The beleaguered airline, which is still trying to win labour concessions from union workers, will retrench around hubs at Pittsburgh, Charlotte, Philadelphia and Baltimore. By July, point-to-point flights will be cut, from 17%, to only 9% of the total USAir system. Around 240 flights are being cancelled, although another 70 will be added to the hub cities.

USAir's traditional hubs at Philadelphia and Pittsburgh have come under attack from new entrant Nations Air, while fares from Baltimore-Washington International have already been forced down by low-cost competition from Southwest Airlines.

Chairman Seth Schofield says that "the path to profitability" is to scale down the size of the airline, with fewer aircraft and workers. "The first step of matching capacity and demand is to cut 240 flights by July," he says. He estimates that the re-organisation will bring financial benefits which will be "in excess of $100 million" a year.

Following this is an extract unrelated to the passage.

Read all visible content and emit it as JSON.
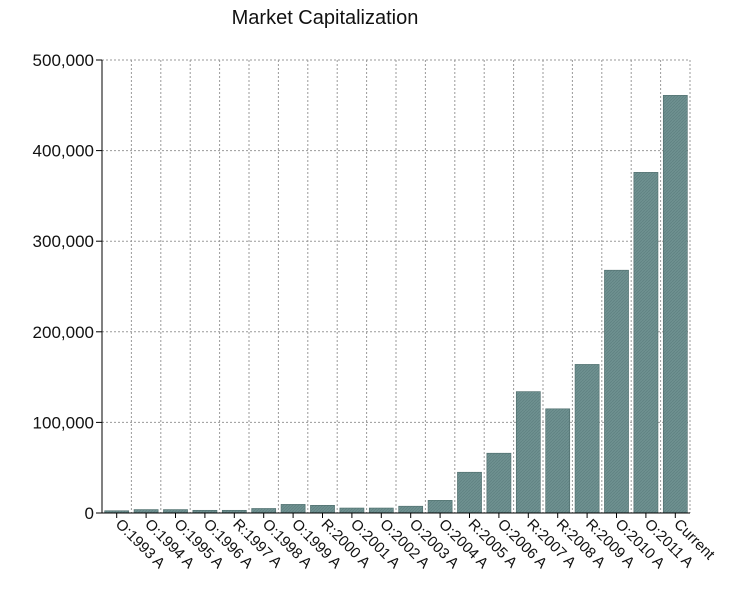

The changes will focus on markets where passenger loads have been poor. USAir Shuttle regional carriers, operating smaller, turboprop, aircraft, will replace the jet service, which is now provided.

USAir, which posted losses of $685 million for 1994, has already announced the deferral of eight Boeing 757 deliveries due in 1996 and has sold 11 Boeing 737-300s to General Electric Capital.

The carrier says that it also seeks to fly Boeing 767s between Boston and Paris, beginning in mid-June, replacing Northwest on that route. On 2 April, USAir will begin serving Toronto from Pittsburgh, under the terms of the new USA-Canada air-services pact. It also seeks to link Washington with Toronto, as soon as Air Canada is ready to fly the route.